Don't wait for inspiration
(MoneyWatch) A graduate student emailed me recently with a good question. Earning advanced degrees often involves producing new insights about the universe. This is a universe that approximately 100 billion people before you -- and 7 billion still living -- have also pondered. Coming up with the right problem and solving it could take all the time you can throw against it. So how do you manage your time in such circumstances?
Most of us are happily free from the clutches of graduate school and academia in general, but this question has relevance for those of us in many lines of work. Coming up with new categories of products is an uncertain science. Or perhaps you're writing novels, choreographing dances or composing Broadway musicals. Regardless, it seems comical to announce that "I'm going to come up with a new mathematical theorem by Friday!"

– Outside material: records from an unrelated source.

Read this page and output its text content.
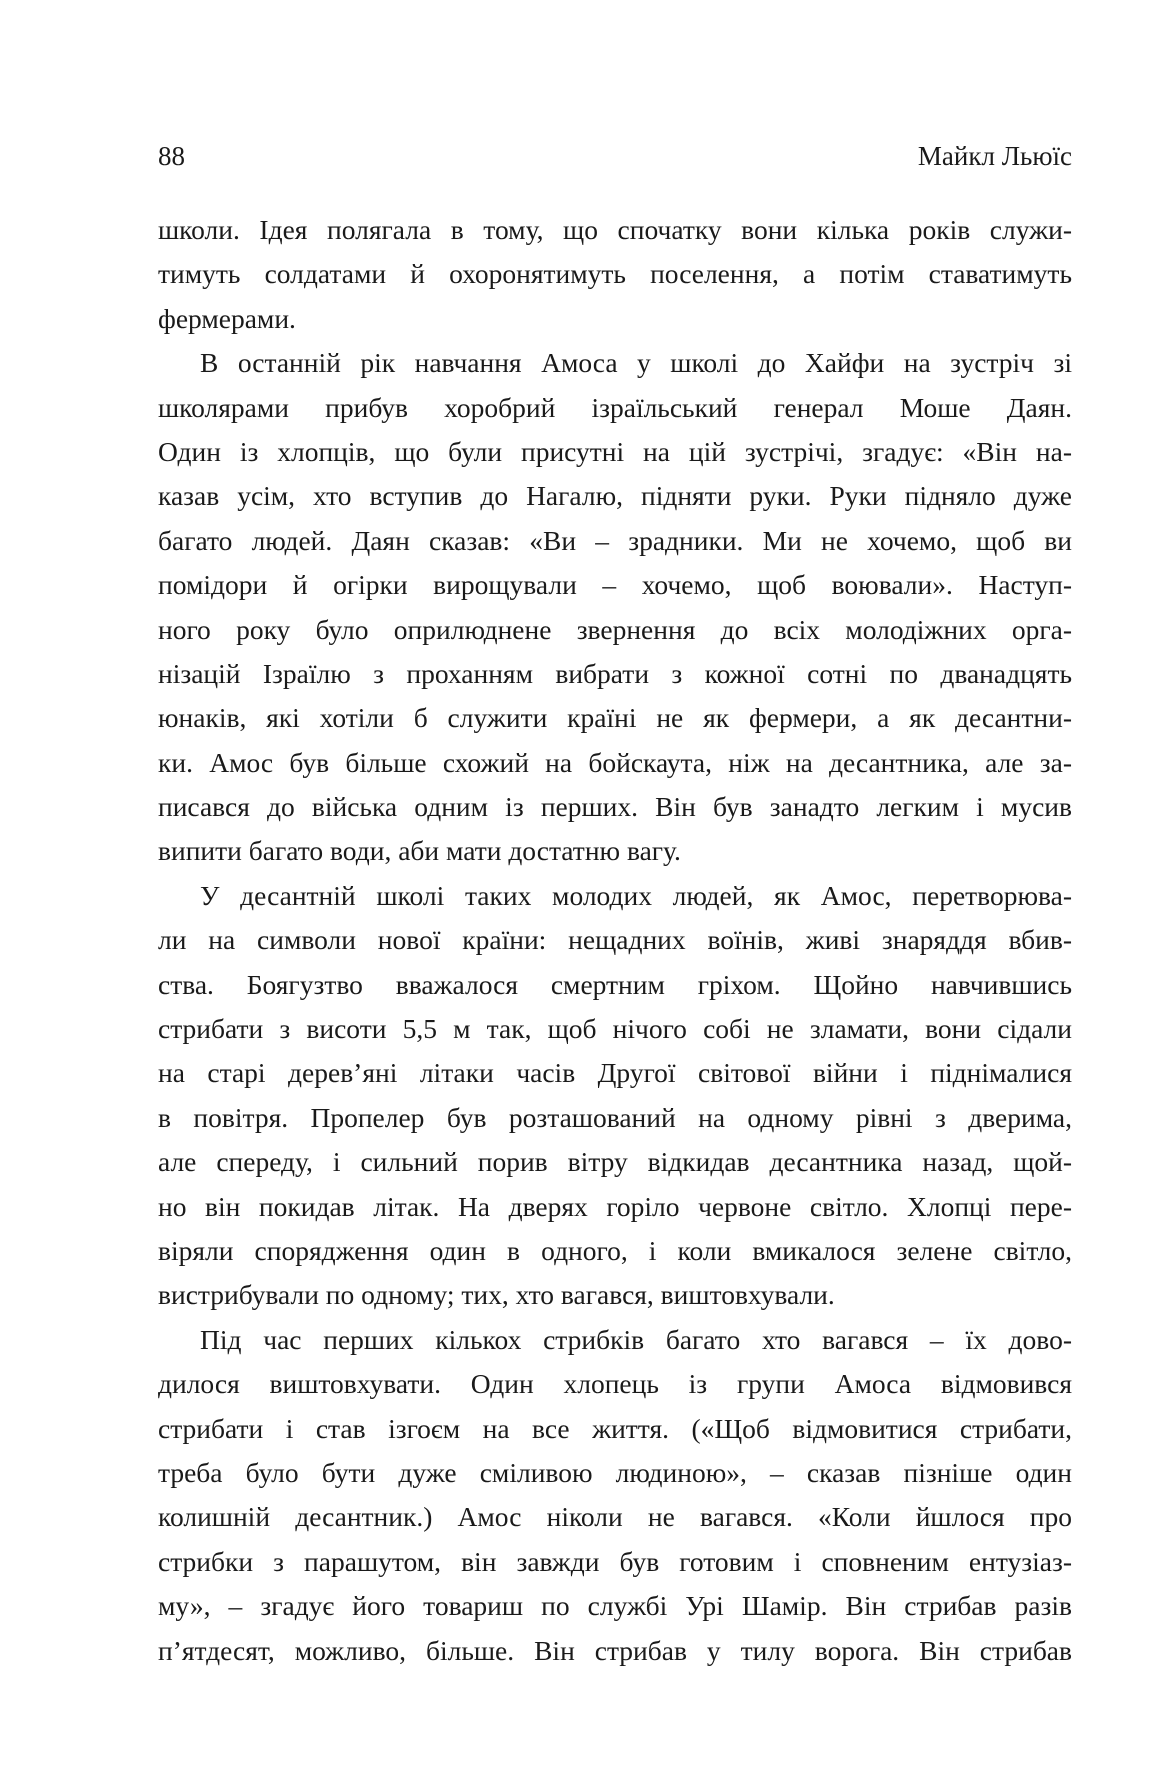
88	Майкл Льюїс
школи. Ідея полягала в тому, що спочатку вони кілька років служи-
тимуть солдатами й охоронятимуть поселення, а потім ставатимуть
фермерами.
В останній рік навчання Амоса у школі до Хайфи на зустріч зі
школярами прибув хоробрий ізраїльський генерал Моше Даян.
Один із хлопців, що були присутні на цій зустрічі, згадує: «Він на-
казав усім, хто вступив до Нагалю, підняти руки. Руки підняло дуже
багато людей. Даян сказав: «Ви – зрадники. Ми не хочемо, щоб ви
помідори й огірки вирощували – хочемо, щоб воювали». Наступ-
ного року було оприлюднене звернення до всіх молодіжних орга-
нізацій Ізраїлю з проханням вибрати з кожної сотні по дванадцять
юнаків, які хотіли б служити країні не як фермери, а як десантни-
ки. Амос був більше схожий на бойскаута, ніж на десантника, але за-
писався до війська одним із перших. Він був занадто легким і мусив
випити багато води, аби мати достатню вагу.
У десантній школі таких молодих людей, як Амос, перетворюва-
ли на символи нової країни: нещадних воїнів, живі знаряддя вбив-
ства. Боягузтво вважалося смертним гріхом. Щойно навчившись
стрибати з висоти 5,5 м так, щоб нічого собі не зламати, вони сідали
на старі дерев’яні літаки часів Другої світової війни і піднімалися
в повітря. Пропелер був розташований на одному рівні з дверима,
але спереду, і сильний порив вітру відкидав десантника назад, щой-
но він покидав літак. На дверях горіло червоне світло. Хлопці пере-
віряли спорядження один в одного, і коли вмикалося зелене світло,
вистрибували по одному; тих, хто вагався, виштовхували.
Під час перших кількох стрибків багато хто вагався – їх дово-
дилося виштовхувати. Один хлопець із групи Амоса відмовився
стрибати і став ізгоєм на все життя. («Щоб відмовитися стрибати,
треба було бути дуже сміливою людиною», – сказав пізніше один
колишній десантник.) Амос ніколи не вагався. «Коли йшлося про
стрибки з парашутом, він завжди був готовим і сповненим ентузіаз-
му», – згадує його товариш по службі Урі Шамір. Він стрибав разів
п’ятдесят, можливо, більше. Він стрибав у тилу ворога. Він стрибав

But the more I study how people spend their time, the less comical it seems. In choreographer Twyla Tharp's memoir, The Creative Habit, she wrote of reaching a point in her career -- decades into it, to be sure, but still a point -- when she knew that, having sold thousands of tickets to a dance performance in give weeks, she would come up with a great show in that amount of time.
How do you do that?
In short, you welcome inspiration when it comes, and you make your life a welcoming place for inspiration -- but you do not just wait for it. You set aside hours to work on the question at hand. You train yourself to focus, often by creating rituals that signify that now is the time to think. And then you develop the discipline to adhere to that schedule, even when it would be easier to do anything else.
While this isn't as fun a way to go through life as sitting in coffee shops complaining about the muse, it turns out to be shockingly effective. And the good news is that if you do devote a set number of hours per day to thinking about the big problems you are trying to solve, you can do other things with your life at the same time.
You can also nurture your relationships, getting together with friends knowing you've done a solid four hours of thinking during the day. You can exercise, search for a job, volunteer or even think about future projects. Very few things in life must be all-consuming. Creative work need not be either -- as long as you remember that it still needs to be work.
How do you make time for creativity?